Masthead header

The SEED Scale – 7 Steps to Successful, Sustainable Programs

Building Capacity

1. Create or recreate a coordinating committee and use it to mobilize the community and engage w/ outside agencies….A coordinating committee brings groups together and distributes responsibilities among those who will act.

2. Identify past successes. What a community has done successfully is the most likely base for future success. On its own a community may not see what really are its successes and strengths. Experts can help identify these and can help redirect action so as to build potential.

3. Study successes and visit other communities. Find options that have worked for other people and adapt these to each local situation. Send people for these visits who will actually do the work (not just the powerful) so that the backbone of the community gets practical training.

Choosing a Vision: SEED (Self-evaluation of Effective Decisionmaking)

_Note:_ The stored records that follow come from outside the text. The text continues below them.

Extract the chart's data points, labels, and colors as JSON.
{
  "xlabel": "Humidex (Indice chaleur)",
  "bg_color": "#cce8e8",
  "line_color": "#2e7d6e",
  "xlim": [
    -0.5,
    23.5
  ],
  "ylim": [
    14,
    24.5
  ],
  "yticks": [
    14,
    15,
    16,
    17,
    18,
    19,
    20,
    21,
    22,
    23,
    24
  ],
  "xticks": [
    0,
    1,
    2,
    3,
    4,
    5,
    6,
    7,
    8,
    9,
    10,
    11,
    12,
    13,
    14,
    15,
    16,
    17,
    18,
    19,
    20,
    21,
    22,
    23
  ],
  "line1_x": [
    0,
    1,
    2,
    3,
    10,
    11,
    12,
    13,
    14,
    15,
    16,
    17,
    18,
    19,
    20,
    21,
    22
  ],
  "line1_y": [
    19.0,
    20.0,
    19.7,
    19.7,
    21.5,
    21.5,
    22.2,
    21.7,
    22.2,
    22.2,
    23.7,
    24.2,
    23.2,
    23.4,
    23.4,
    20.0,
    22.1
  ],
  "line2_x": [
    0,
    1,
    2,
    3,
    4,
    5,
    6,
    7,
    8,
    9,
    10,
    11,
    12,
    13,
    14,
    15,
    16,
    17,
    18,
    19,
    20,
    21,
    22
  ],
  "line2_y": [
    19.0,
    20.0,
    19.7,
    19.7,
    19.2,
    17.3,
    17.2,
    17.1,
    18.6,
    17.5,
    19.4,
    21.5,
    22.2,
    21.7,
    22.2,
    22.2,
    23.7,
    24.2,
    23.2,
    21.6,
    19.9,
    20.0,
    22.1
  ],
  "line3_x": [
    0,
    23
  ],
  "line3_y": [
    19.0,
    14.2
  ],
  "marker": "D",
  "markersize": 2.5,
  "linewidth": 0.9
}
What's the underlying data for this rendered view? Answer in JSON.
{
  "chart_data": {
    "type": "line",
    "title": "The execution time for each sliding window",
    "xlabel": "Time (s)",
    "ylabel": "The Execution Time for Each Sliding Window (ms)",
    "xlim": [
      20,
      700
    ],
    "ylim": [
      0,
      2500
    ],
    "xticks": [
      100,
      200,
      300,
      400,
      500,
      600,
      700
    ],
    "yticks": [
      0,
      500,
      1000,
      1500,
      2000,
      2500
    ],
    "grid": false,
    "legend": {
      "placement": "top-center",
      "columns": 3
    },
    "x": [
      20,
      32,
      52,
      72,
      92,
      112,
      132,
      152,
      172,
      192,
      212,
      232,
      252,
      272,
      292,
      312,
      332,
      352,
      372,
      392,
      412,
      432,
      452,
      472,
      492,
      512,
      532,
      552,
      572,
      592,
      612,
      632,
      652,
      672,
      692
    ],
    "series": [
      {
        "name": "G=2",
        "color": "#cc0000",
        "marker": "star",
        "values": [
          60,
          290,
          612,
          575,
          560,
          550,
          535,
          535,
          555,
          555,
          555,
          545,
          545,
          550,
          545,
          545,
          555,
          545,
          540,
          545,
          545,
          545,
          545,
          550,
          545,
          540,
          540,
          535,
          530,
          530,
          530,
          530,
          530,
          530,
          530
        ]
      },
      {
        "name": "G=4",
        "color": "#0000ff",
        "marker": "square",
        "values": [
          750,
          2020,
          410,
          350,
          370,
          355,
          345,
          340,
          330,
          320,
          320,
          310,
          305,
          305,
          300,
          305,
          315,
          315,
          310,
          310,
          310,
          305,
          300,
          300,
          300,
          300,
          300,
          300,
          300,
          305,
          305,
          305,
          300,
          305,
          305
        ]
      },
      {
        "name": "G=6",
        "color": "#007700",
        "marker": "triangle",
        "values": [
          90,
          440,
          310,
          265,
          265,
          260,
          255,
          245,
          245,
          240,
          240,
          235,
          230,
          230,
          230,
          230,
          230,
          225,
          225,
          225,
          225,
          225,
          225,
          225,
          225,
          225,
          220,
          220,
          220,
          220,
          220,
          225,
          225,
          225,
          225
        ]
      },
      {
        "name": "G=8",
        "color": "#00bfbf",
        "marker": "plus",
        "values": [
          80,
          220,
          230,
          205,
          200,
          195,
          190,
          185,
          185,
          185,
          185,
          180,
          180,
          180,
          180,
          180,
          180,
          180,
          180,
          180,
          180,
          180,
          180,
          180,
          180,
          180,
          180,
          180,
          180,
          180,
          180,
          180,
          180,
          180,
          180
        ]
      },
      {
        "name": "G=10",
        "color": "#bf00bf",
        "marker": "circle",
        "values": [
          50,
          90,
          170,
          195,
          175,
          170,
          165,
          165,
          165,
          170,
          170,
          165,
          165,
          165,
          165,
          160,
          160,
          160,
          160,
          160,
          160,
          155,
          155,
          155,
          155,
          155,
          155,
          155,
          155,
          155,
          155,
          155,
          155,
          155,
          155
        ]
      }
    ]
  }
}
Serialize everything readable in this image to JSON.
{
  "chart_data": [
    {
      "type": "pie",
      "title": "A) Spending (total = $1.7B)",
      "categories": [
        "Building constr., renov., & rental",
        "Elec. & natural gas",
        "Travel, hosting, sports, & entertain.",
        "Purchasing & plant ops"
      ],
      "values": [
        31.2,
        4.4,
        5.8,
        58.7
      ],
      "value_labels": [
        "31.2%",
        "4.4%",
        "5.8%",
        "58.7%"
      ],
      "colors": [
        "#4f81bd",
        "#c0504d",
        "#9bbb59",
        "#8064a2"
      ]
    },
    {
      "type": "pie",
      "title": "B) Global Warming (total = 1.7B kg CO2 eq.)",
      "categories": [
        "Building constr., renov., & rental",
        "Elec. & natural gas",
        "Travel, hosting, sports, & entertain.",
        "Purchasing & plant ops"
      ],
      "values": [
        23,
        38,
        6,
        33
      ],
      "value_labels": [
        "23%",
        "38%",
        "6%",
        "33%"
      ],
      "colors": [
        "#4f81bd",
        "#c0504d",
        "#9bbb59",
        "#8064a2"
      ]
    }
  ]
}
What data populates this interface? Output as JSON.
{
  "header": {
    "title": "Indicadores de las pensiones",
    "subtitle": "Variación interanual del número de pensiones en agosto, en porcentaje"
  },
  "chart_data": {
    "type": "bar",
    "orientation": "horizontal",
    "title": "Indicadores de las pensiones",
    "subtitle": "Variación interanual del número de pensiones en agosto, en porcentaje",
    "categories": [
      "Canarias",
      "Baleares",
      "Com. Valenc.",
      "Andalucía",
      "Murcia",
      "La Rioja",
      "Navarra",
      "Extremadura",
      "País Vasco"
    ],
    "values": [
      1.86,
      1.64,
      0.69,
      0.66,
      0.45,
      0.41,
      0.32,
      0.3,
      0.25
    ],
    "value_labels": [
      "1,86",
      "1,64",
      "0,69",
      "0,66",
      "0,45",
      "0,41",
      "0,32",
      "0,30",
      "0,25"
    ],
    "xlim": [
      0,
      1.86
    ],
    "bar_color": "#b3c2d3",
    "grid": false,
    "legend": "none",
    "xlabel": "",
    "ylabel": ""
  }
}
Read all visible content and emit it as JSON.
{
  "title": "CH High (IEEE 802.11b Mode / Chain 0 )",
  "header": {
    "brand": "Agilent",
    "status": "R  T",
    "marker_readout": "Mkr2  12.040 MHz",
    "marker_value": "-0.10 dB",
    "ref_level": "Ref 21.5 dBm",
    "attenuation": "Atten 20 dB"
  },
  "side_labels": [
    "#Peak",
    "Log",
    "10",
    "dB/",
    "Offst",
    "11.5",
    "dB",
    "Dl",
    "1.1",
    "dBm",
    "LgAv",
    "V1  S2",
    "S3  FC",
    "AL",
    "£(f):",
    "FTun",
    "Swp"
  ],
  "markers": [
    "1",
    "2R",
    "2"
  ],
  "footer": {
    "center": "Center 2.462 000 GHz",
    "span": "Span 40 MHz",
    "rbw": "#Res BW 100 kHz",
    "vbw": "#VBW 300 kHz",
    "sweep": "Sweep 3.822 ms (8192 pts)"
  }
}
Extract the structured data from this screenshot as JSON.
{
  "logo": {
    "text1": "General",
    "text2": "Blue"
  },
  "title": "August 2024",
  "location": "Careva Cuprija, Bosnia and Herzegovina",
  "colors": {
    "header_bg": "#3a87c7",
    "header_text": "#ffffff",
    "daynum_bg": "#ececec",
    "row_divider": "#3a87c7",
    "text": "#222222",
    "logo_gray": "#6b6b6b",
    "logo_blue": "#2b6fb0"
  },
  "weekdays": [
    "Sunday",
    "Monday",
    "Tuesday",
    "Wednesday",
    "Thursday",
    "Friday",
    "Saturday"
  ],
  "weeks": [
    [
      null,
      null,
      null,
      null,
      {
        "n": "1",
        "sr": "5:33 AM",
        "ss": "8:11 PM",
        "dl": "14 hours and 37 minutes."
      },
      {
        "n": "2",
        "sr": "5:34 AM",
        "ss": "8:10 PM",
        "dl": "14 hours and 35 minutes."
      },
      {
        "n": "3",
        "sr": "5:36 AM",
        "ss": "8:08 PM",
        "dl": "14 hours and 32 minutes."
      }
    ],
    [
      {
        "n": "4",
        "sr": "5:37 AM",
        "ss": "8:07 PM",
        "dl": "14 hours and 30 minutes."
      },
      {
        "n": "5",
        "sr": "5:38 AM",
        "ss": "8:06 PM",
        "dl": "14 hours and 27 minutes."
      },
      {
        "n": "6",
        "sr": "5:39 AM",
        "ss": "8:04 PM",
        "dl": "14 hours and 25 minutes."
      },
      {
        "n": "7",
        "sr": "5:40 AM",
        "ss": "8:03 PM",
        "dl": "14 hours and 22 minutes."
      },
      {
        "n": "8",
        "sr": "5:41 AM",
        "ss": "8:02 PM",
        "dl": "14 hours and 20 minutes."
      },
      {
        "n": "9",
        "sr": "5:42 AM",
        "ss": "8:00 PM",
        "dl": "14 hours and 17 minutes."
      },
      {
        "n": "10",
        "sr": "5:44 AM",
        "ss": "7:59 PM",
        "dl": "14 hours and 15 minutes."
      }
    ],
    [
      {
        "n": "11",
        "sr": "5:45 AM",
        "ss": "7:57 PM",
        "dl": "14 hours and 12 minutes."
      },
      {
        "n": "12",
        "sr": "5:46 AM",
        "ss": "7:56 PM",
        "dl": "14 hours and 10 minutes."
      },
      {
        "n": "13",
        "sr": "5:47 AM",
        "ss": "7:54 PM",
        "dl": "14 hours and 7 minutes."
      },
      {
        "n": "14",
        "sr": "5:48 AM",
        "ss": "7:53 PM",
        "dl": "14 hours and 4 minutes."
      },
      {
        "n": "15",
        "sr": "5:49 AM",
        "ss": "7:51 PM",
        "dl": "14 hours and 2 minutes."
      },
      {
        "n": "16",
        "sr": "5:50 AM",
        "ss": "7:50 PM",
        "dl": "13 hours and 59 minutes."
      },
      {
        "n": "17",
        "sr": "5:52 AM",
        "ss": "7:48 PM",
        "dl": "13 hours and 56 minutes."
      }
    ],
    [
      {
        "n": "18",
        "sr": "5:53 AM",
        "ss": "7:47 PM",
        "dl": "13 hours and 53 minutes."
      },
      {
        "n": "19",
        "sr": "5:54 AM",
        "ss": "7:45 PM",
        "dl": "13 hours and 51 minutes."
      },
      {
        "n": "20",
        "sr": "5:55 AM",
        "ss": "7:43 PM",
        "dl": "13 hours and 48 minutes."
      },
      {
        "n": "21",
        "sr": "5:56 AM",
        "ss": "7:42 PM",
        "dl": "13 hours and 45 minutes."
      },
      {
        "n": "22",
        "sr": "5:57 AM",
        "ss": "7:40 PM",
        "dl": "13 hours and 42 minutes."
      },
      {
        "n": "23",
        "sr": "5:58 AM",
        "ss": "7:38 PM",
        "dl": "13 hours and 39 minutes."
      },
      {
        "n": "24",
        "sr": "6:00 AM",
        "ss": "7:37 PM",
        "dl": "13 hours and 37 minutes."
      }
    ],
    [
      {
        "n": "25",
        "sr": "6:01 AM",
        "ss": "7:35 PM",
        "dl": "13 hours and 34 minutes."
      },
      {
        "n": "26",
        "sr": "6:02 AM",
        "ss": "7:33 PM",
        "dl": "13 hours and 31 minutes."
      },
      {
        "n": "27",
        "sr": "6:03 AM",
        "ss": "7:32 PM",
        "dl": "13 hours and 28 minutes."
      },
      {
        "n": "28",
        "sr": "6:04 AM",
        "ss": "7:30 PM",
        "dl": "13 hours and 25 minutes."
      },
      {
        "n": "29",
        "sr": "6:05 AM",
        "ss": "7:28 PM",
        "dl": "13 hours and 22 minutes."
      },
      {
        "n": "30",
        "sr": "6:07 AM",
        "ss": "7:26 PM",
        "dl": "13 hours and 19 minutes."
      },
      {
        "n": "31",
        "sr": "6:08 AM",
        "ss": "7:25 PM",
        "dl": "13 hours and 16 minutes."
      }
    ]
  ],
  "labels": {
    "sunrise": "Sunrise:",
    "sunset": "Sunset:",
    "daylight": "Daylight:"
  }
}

4. Evaluate the situation objectively (self-evaluation). Create a community-specific database instead of working only from people’s opinions. Gather information on problems and resources, and identify those in the community with specific skills or potential and the ability to forge agreement.

5. Discuss sources of problems, explore possible solutions, and decide which problems are most urgent (effective decision-making). Once people in the community have agreed on the priorities, they can draw up a work plan that assigns jobs and functions to all.

Taking Action

6. Involve as many people in the community as possible. Start projects that will be popular because they respond to felt needs. Aggregate activities so that momentum converges and builds.

7. Monitor momentum and identify gaps in action to make midcourse corrections in how work is actually performed. Then reallocate functions. It is less important to get action right at the beginning than to try options, adapt them, and keep improving.

The Three Operative Principles:

1. Forming a Three-Way Partnership (Bottom-up – Communities; Top-down – Officials; Outside-in – Experts)

1. The Three Traps of Experts:

1. Professionalism

2. Distance

3. Power

2. Basing Action on Locally Specific Data

3. Using a Community Work Plan to Change Behavior

Six Criteria to Monitor Progress

1. Equity

2. Sustainability

3. Interdependence

4. Holism

5. Collaboration

6. Iteration

Sources:

1. Daniel C. Taylor-Ide and Carl E. Taylor, Just and Lasting Change: When Communities Own Their Futures. Johns Hopkins University Press (Baltimore, 2002).

2. Daniel C. Taylor-Ide and Carl E. Taylor, Community Based Sustainable Development: A Proposal for Going to Scale with Self-Reliant Social Development, UNICEF Children, Environment, and Sustainable Development, no. 1 (New York, 1995).